Pastor Dr. Hans-Theodor Goebel, Im Wasserblech 1c, 51107 Köln
Tel. 0221 - 86 11 35, Fax: 0221 986 24 09.

Anmerkungen zur Predigt


Exegetisch ist der Zusammenhang mit 3,21-23 beachtet: die Freiheit derer, die "Christi sind". Der Predigttext 1 Kor 4,1-5 hat ein Achtergewicht in Vers 5. Die "Geheimnisse Gottes" verstehe ich von den Kapiteln 1 und 2 her: die Weisheit Gottes in der Torheit des Kreuzes. Hier liegt im Geheimnis Gottes das Geheimnis des Menschen begründet. Der Text redet zunächst vom Apostel und seinem Dienst (Verse 1f), ich halte ihn aber mit Klein für "verallgemeinerungsfähig".

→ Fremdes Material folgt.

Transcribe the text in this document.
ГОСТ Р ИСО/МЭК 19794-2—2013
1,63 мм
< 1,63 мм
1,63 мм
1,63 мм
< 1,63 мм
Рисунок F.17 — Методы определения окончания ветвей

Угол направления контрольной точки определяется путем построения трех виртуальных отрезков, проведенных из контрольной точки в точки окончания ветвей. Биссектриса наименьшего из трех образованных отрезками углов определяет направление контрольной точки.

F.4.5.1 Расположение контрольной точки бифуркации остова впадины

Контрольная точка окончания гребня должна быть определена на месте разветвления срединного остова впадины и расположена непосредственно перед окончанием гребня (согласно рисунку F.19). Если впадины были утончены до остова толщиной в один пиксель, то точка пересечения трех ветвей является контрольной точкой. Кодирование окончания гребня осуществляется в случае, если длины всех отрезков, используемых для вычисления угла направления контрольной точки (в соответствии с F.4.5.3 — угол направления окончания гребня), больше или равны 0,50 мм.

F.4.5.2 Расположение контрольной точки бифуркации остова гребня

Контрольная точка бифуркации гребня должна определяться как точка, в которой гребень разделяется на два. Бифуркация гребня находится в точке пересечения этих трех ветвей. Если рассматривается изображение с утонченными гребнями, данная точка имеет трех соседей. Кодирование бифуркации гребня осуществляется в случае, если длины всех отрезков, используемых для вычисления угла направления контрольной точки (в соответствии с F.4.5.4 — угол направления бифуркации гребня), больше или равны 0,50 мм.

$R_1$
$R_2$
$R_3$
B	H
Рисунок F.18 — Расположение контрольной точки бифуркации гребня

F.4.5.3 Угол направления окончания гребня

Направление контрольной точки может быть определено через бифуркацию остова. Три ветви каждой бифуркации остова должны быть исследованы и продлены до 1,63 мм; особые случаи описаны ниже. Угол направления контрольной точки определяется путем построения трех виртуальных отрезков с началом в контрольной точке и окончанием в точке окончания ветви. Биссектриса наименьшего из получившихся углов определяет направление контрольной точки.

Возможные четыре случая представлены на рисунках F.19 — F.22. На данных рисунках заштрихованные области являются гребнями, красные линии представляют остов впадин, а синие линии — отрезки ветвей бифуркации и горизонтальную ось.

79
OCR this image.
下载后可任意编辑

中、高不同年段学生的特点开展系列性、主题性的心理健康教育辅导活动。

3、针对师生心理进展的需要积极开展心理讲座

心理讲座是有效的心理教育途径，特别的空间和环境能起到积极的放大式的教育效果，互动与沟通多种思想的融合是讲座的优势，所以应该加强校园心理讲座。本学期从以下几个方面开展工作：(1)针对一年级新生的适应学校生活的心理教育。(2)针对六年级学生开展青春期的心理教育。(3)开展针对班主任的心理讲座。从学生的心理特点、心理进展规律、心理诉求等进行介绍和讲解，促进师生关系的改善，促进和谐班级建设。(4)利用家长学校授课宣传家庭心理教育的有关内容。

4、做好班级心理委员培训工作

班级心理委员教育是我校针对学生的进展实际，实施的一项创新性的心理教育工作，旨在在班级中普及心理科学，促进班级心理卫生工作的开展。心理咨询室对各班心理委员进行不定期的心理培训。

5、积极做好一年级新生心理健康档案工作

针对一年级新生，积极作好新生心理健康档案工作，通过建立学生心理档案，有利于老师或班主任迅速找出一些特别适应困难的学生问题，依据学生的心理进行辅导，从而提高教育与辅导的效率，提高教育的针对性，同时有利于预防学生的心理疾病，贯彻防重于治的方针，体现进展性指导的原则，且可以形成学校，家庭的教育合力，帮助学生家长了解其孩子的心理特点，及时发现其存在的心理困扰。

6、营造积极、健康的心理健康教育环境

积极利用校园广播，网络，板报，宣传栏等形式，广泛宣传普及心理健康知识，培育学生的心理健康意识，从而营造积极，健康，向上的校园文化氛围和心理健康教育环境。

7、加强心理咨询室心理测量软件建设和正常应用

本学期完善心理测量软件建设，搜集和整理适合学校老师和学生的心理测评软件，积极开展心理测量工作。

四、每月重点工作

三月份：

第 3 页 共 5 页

Systematisch: Vom Ende, von Gottes Gericht her widerfährt jetzt und hier Entlastung und Freiheit. Weil von Gott her Lob unbedingt widerfährt, kann der Christenmensch sich getrost dem Advent überlassen.

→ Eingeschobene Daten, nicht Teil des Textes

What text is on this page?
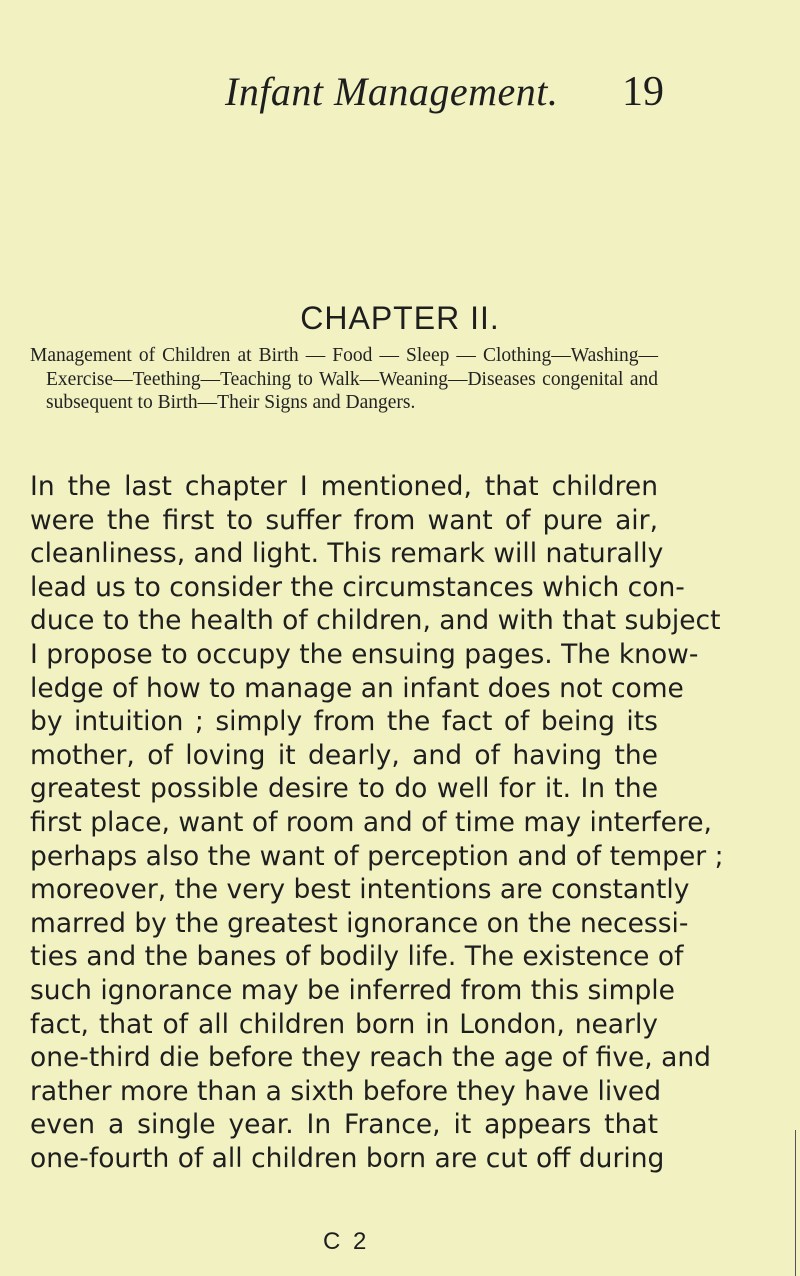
Infant Management. 19
CHAPTER II.

Management of Children at Birth — Food — Sleep — Clothing—Washing—Exercise—Teething—Teaching to Walk—Weaning—Diseases congenital and subsequent to Birth—Their Signs and Dangers.

In the last chapter I mentioned, that children
were the first to suffer from want of pure air,
cleanliness, and light. This remark will naturally
lead us to consider the circumstances which con-
duce to the health of children, and with that subject
I propose to occupy the ensuing pages. The know-
ledge of how to manage an infant does not come
by intuition ; simply from the fact of being its
mother, of loving it dearly, and of having the
greatest possible desire to do well for it. In the
first place, want of room and of time may interfere,
perhaps also the want of perception and of temper ;
moreover, the very best intentions are constantly
marred by the greatest ignorance on the necessi-
ties and the banes of bodily life. The existence of
such ignorance may be inferred from this simple
fact, that of all children born in London, nearly
one-third die before they reach the age of five, and
rather more than a sixth before they have lived
even a single year. In France, it appears that
one-fourth of all children born are cut off during
C 2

Homiletisch: Die Predigt geht ein auf den strukturellen Leitbildprozeß in der gegenwärtigen Kirchensituation und auf die persönliche Pfarrerproblematik (Wie ich ankomme?). Weitet die Pfarrerproblematik aber aus auf die Situation des Christenmenschen überhaupt. Das Geheimnis des Menschen wahren, ist als Konsequenz aus der eschatologischen Orientierung zu verstehen, wie in diesem Geheimnis Gottes auch seine Gerichtsentscheidung ihren Grund hat. Die gegenwärtige Bildungskatastrophe und die Unruhe an den Universitäten dient als Einleitung, durch die das Thema der Kundenorientierung außerkirchlich angezeigt werden soll, sie ist zugleich ein Feld, in dem es das Geheimnis des Menschen zu wahren gilt. So am Schluß der Predigt nur noch angedeutet.

Literatur: Neben den Kommentaren von H. Conzelmann (Meyers KEK, 1969) und W. Schrage (EKK, 1991) besonders anregend: Günter Klein in: GPM 52, 1997, 25-32.